UPDATE: Hot Spring County searching for new coroner

Staff Writer

The Quorum Court of Hot Spring County has declared the position of Hot Spring County Coroner vacant. According to 2010 Arkansas Code Title 14: County Elective Offices — Vacancies in all county elective offices shall be filled by the county quorum court through the process of resolution as prescribed by law.
Aaron Davis was elected to the position of Hot Spring County Coroner in November 2016, taking office on Jan. 1, 2017. His resignation was effective Friday, July 14 said County Judge Dennis Thornton.

Original story as published Thursday, July 20
On Wednesday, July 19, the Quorum Court of Hot Spring County passed a resolution declaring the position of Hot Spring County Coroner vacant. According to 2010 Arkansas Code Title 14: County Elective Offices — Vacancies in all county elective offices shall be filled by the county quorum court through the process of resolution as prescribed by law.
Aaron Davis was elected to the position of Hot Spring County Coroner in November 2016, taking office on Jan. 1, 2017. His resignation was effective Friday, July 14 said County Judge Dennis Thornton.
The county is currently taking resumes for persons interested in the coroner position. However, the person appointed by the court will not be allowed, per law, to succeed themselves in the next general election. Resumes will be accepted at the county judge’s office until 4 p.m. Tuesday, July 25. The Quorum Court will hold its regular committee meeting at 6 p.m. that evening in the large courtroom. All persons submitting resumes must be present at that time to be considered.
Davis has made several accusations about issues with the quorum court as reason for his resignation.
After the special meeting, some justices explained the duties of the court and the importance of staying within the county’s budget.
It’s up to the Justices of the Peace who make up the Quorum Court to make sure the county’s money stays within its budget. Each elected official has a budget that is approximated from the previous year’s spending. That means when an elected official’s department needs more funds, the court needs to know why it’s needed. This allows the justices to convey to their constituents (tax payers) the reason for giving one department more than another.

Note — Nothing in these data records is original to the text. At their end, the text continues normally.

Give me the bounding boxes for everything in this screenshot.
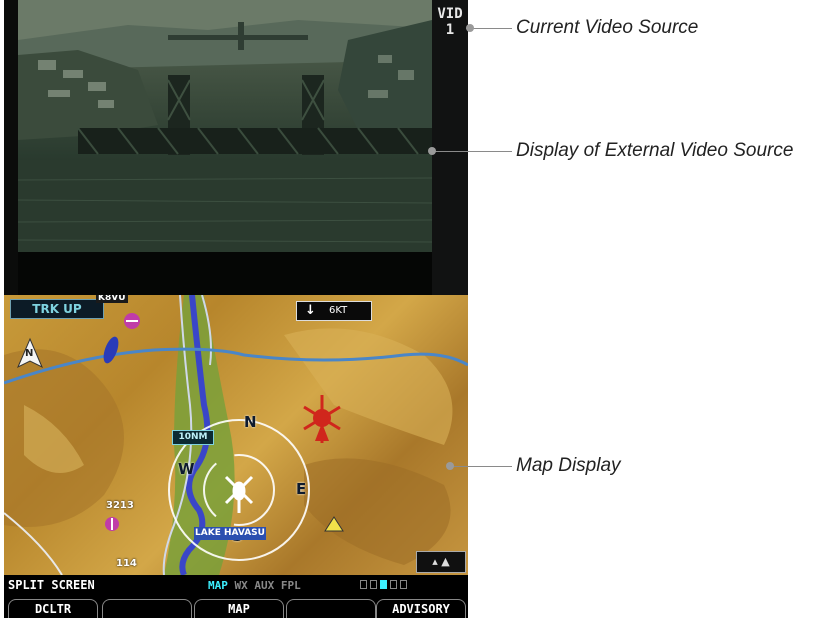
lake-label: LAKE HAVASU (194, 527, 266, 540)
callout-line-map-display (452, 466, 512, 467)
video-left-bezel (4, 0, 18, 295)
softkey-blank-4[interactable] (286, 599, 376, 618)
status-bar: SPLIT SCREEN MAP WX AUX FPL (4, 575, 468, 595)
device-screen: VID 1 TRK UP K8VU N ↓ 6KT 10NM N E W 321… (4, 0, 468, 618)
video-source-indicator: VID 1 (434, 6, 466, 38)
callout-map-display: Map Display (516, 455, 621, 476)
video-letterbox-band (18, 252, 432, 295)
softkey-map[interactable]: MAP (194, 599, 284, 618)
page-wx: WX (234, 579, 248, 592)
video-source-label: VID (437, 6, 463, 22)
page-dot (390, 580, 397, 589)
callout-current-video-source: Current Video Source (516, 17, 699, 38)
page-group-list: MAP WX AUX FPL (208, 579, 301, 592)
route-number-label: 114 (116, 558, 137, 569)
callout-line-external-video (434, 151, 512, 152)
callout-dot-map-display (446, 462, 454, 470)
compass-east: E (296, 480, 307, 498)
airport-small-icon (105, 517, 119, 531)
softkey-blank-2[interactable] (102, 599, 192, 618)
callout-dot-external-video (428, 147, 436, 155)
compass-west: W (178, 460, 195, 478)
video-source-number: 1 (445, 22, 455, 38)
page-dot (360, 580, 367, 589)
page-aux: AUX (254, 579, 275, 592)
callout-external-video: Display of External Video Source (516, 140, 794, 161)
terrain-toggle-button[interactable]: ▴ ▲ (416, 551, 466, 573)
orientation-button[interactable]: TRK UP (10, 299, 104, 319)
video-right-bezel (432, 0, 468, 295)
softkey-dcltr[interactable]: DCLTR (8, 599, 98, 618)
page-fpl: FPL (280, 579, 301, 592)
tower-icon: ▴ ▲ (432, 555, 450, 568)
split-screen-label: SPLIT SCREEN (8, 578, 95, 592)
page-dot-active (380, 580, 387, 589)
airport-label: K8VU (96, 295, 128, 303)
map-range-label[interactable]: 10NM (172, 430, 214, 445)
softkey-bar: DCLTR MAP ADVISORY (4, 595, 468, 618)
external-video-feed (18, 0, 432, 252)
north-indicator-label: N (25, 348, 34, 359)
wind-arrow-icon: ↓ (305, 303, 316, 318)
video-panel: VID 1 (4, 0, 468, 295)
softkey-advisory[interactable]: ADVISORY (376, 599, 466, 618)
bridge-video-image (18, 0, 432, 252)
page-dot (370, 580, 377, 589)
callout-dot-video-source (466, 24, 474, 32)
compass-north: N (244, 413, 257, 431)
page-dot (400, 580, 407, 589)
page-map: MAP (208, 579, 228, 592)
wind-speed: 6KT (329, 305, 348, 316)
airport-icon (124, 313, 140, 329)
page-indicator-dots (360, 580, 407, 589)
elevation-label: 3213 (106, 500, 134, 511)
wind-indicator: ↓ 6KT (296, 301, 372, 321)
map-panel[interactable]: TRK UP K8VU N ↓ 6KT 10NM N E S W 3213 LA… (4, 295, 468, 575)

Members of the court said that Davis had not returned to court meetings to explain any additional funds needed. “We expected him to come back. Especially for vehicle and maintenance issues,” said Justice Don Hillyard.
However Davis had visited with the county judge on more than one occasion, who instructed him to go to the JPs because all funding increases must be approved by them.

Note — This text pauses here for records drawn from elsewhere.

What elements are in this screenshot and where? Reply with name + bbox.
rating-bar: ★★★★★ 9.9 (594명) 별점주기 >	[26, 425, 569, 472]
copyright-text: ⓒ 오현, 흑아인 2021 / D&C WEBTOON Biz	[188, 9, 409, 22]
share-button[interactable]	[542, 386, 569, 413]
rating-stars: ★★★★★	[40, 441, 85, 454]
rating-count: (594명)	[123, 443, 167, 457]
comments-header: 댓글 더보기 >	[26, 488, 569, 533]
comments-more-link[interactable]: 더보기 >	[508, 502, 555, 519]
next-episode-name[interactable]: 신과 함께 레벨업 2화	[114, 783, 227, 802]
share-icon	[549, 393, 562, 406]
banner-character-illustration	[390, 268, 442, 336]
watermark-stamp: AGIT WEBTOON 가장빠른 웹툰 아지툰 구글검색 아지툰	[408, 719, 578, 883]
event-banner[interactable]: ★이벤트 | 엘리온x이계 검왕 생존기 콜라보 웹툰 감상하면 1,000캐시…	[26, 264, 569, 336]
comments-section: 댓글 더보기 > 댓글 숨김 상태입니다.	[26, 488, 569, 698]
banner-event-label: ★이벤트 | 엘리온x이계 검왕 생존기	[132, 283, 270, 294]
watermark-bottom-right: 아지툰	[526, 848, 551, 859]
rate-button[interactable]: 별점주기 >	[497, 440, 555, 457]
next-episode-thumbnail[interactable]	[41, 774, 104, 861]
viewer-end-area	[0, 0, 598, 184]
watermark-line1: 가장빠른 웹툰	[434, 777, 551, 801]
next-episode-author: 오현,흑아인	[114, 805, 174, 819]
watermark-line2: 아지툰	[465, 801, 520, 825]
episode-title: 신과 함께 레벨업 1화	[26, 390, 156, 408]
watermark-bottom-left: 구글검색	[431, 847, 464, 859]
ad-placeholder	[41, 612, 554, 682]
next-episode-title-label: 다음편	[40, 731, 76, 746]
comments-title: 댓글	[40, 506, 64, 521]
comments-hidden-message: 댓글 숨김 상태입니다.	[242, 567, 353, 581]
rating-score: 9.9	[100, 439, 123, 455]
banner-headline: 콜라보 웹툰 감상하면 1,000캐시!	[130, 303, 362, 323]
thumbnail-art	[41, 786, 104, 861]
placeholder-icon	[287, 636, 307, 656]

According to records, Davis visited with Quorum Court Budget and Finance Committee members on Jan. 24 after taking office. At that meeting he informed justices that he was in need of more funds for the department.
Davis told the court that one item in great need for the coroner office was a crime scene camera. He said it was important that photos be taken in case foul play is suspected. He is quoted as saying, “When I came in, I didn’t have any body bags. I need body bags, toxicology supplies and evidence seals,” during a meeting.

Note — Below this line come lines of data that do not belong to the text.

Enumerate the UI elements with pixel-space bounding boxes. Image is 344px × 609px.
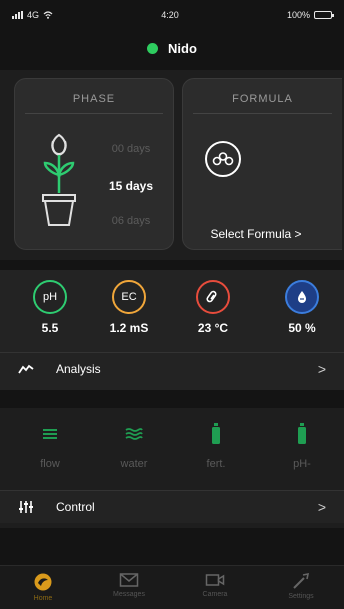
ec-icon: EC	[112, 280, 146, 314]
sliders-icon	[19, 501, 33, 513]
ph-value: 5.5	[41, 321, 59, 335]
sensor-ec[interactable]: EC 1.2 mS	[97, 280, 161, 335]
tab-home[interactable]: Home	[0, 566, 86, 609]
divider	[25, 113, 163, 114]
device-name: Nido	[168, 40, 197, 56]
tab-messages[interactable]: Messages	[86, 566, 172, 609]
top-section: PHASE 00 days 15 days 06 days FORMULA Se…	[0, 70, 344, 260]
divider	[193, 113, 332, 114]
humidity-icon	[285, 280, 319, 314]
phase-title: PHASE	[72, 93, 116, 105]
tab-home-label: Home	[33, 595, 53, 602]
tab-settings-label: Settings	[288, 593, 314, 600]
plant-pot-icon	[42, 133, 76, 226]
ph-icon-label: pH	[42, 291, 58, 303]
chart-line-icon	[18, 364, 34, 374]
phase-days-current[interactable]: 15 days	[93, 179, 169, 193]
tab-camera[interactable]: Camera	[172, 566, 258, 609]
mail-icon	[119, 573, 139, 587]
signal-icon	[12, 11, 23, 19]
temperature-value: 23 °C	[197, 321, 229, 335]
status-left: 4G	[12, 10, 53, 20]
home-icon	[34, 573, 52, 591]
device-ph-minus[interactable]: pH-	[272, 422, 332, 470]
status-right: 100%	[286, 10, 334, 20]
tab-camera-label: Camera	[202, 591, 228, 598]
ph-icon: pH	[33, 280, 67, 314]
tab-settings[interactable]: Settings	[258, 566, 344, 609]
device-fert[interactable]: fert.	[186, 422, 246, 470]
water-icon	[104, 422, 164, 446]
device-water[interactable]: water	[104, 422, 164, 470]
formula-card[interactable]: FORMULA Select Formula >	[182, 78, 342, 250]
select-formula-link[interactable]: Select Formula >	[183, 227, 343, 241]
battery-percent: 100%	[286, 10, 310, 20]
status-bar: 4G 4:20 100%	[0, 0, 344, 30]
device-header[interactable]: Nido	[0, 36, 344, 60]
analysis-row[interactable]: Analysis >	[0, 353, 344, 385]
molecule-icon	[205, 141, 241, 177]
phase-days-previous[interactable]: 00 days	[93, 143, 169, 155]
analysis-label: Analysis	[56, 362, 101, 376]
carrier-label: 4G	[27, 10, 40, 20]
clock: 4:20	[161, 10, 179, 20]
camera-icon	[205, 574, 225, 586]
ec-icon-label: EC	[121, 291, 137, 303]
ph-minus-icon	[272, 422, 332, 446]
wifi-icon	[43, 11, 53, 19]
formula-title: FORMULA	[232, 93, 293, 105]
sensor-ph[interactable]: pH 5.5	[18, 280, 82, 335]
fertilizer-icon	[186, 422, 246, 446]
chevron-right-icon: >	[317, 361, 326, 377]
phase-card[interactable]: PHASE 00 days 15 days 06 days	[14, 78, 174, 250]
flow-icon	[20, 422, 80, 446]
thermometer-icon	[196, 280, 230, 314]
tab-bar: Home Messages Camera Settings	[0, 565, 344, 609]
control-row[interactable]: Control >	[0, 491, 344, 523]
tab-messages-label: Messages	[113, 591, 145, 598]
online-status-dot	[147, 42, 159, 54]
humidity-value: 50 %	[288, 321, 316, 335]
flow-label: flow	[40, 458, 60, 470]
battery-icon	[313, 11, 334, 19]
sensor-humidity[interactable]: 50 %	[270, 280, 334, 335]
device-flow[interactable]: flow	[20, 422, 80, 470]
sensor-temperature[interactable]: 23 °C	[181, 280, 245, 335]
ph-minus-label: pH-	[293, 458, 311, 470]
control-label: Control	[56, 500, 95, 514]
ec-value: 1.2 mS	[109, 321, 149, 335]
chevron-right-icon: >	[317, 499, 326, 515]
water-label: water	[120, 458, 148, 470]
phase-days-next[interactable]: 06 days	[93, 215, 169, 227]
fert-label: fert.	[206, 458, 226, 470]
tools-icon	[293, 572, 310, 589]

A proposal was made and submitted to the court, who approved the budget amendment on at its Feb. 13 meeting.
The amendment was to finance supplies for the coroner’s office. It included $1,000 for small equipment $1,500 for fuel, $500 for medical supplies and $500 for education. At that meeting Davis was asked “why the coroner needed the additional funds, although we understand there was a need.” Davis responded to the question, stating that when he took office he had no equipment or supplies left from former coroner.
Justice Joshua Anderson asked Davis if the funds would be all he would need for the year, Davis’s reply was that he wasn’t sure yet.
Reports also show that a vehicle was supplied by the Sheriff’s Office and a computer was being donated by Encore Healthcare and Rehabilitation.
Hot Spring County is known to be a struggling county, one of the lowest paying counties in Arkansas. The budget of the Coroner is approximately $15,500, including salary, social security matching, equipment, supplies, education and miscellaneous needs. The 2017 budget was increased by $3,000 from the previous year.